Gwen Ihnat of The A.V. Club wrote a positive review giving the series a "B+" grade. She observed that "What Weird Loners has in its corner is an appealing cast and some hard-hitting TV vets" and remarked that "Since [Jake] Kasdan and [Michael J.] Weithorn both know their way around a sitcom set, it’s not a surprise that Weird Loners soon adds more gravity than most new shows boast from right out of the gate."

==Episodes==

| No. | Title | Directed by | Written by | Original release date | Prod. code | US viewers (millions) |
| 1 | "Weird Pilot" | Jake Kasdan | Michael J. Weithorn | March 31, 2015 | 1AXS01 | 1.89 |
Four very different individuals end up sharing a townhouse in Queens.
| 2 | "Weird Dance" | Jake Kasdan | Michael J. Weithorn | April 7, 2015 | 1AXS02 | 1.71 |
Caryn visits her grandmother to tell her why she called off her wedding engagement. At the same time, Zara helps Eric deal with his father's death by pretending to communicate with the man from the hereafter.
| 3 | "Weirded Out" | Bill Purple | David Litt & Michael J. Weithorn | April 14, 2015 | 1AXS05 | 1.39 |
Caryn and Zara are extremely pleased that Stosh is cooking dinners for them and Eric, until they discover he has been using food pilfered from their kitchen. At the same time, Stosh is in debt to "a very scary man named Tulip", and pays him off with some of the money Eric gives him to buy a new television for him. Guest star: Jay Onrait
| 4 | "Weird Knight" | Reggie Hudlin | David Litt & Michael J. Weithorn | April 21, 2015 | 1AXS04 | 1.21 |
Caryn does Eric a favor by going to dinner with a nerdy member of his human chess league, but is upset when the guy doesn't give her a follow-up call. Meanwhile, Stosh enters Zara in an art contest.

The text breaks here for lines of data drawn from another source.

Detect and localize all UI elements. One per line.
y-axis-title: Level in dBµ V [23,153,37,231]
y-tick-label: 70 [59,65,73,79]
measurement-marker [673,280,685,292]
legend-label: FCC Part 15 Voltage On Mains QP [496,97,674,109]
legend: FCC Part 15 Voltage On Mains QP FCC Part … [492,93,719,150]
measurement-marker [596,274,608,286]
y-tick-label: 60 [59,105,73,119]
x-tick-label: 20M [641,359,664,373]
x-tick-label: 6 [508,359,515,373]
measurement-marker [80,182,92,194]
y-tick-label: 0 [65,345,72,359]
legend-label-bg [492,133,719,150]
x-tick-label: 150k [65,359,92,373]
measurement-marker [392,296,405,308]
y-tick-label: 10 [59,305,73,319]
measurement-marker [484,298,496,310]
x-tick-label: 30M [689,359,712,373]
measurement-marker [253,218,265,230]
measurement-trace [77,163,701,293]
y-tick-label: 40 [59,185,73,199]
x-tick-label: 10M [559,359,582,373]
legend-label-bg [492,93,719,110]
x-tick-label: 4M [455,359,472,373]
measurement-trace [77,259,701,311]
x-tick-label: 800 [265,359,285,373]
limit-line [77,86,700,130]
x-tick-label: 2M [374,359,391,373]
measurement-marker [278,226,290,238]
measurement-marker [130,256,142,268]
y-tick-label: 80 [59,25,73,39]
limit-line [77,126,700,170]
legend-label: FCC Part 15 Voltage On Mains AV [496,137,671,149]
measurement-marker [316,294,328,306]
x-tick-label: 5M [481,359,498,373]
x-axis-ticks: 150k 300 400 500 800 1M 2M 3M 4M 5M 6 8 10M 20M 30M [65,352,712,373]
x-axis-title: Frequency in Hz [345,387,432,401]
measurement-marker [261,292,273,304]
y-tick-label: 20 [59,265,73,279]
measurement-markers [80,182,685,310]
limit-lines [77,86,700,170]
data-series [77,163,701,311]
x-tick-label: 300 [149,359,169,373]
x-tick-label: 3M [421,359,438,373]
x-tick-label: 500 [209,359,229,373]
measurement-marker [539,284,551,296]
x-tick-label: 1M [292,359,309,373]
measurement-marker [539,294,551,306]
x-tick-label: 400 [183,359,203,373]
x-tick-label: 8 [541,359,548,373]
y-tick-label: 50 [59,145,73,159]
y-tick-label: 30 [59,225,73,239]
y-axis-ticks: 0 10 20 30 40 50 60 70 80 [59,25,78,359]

| 5 | "The Weirdfather" | Christine Gernon | Michael J. Weithorn & Danielle Uhlarik | April 28, 2015 | 1AXS03 | 1.42 |
After Stosh meets his 12-year-old son for the first time, the two bond over watching The Godfather. Meanwhile, Zara must deal with Caryn after she turns clingy and overbearing in their budding friendship.
| 6 | "We're Here. We're Weird. Get Used to Us." | Robert Cohen | Rebecca Drysdale & Laura Valdivia | May 5, 2015 | 1AXS06 | 1.55 |
The gang goes to a lesbian bar where Caryn and Stosh compete for the same woman.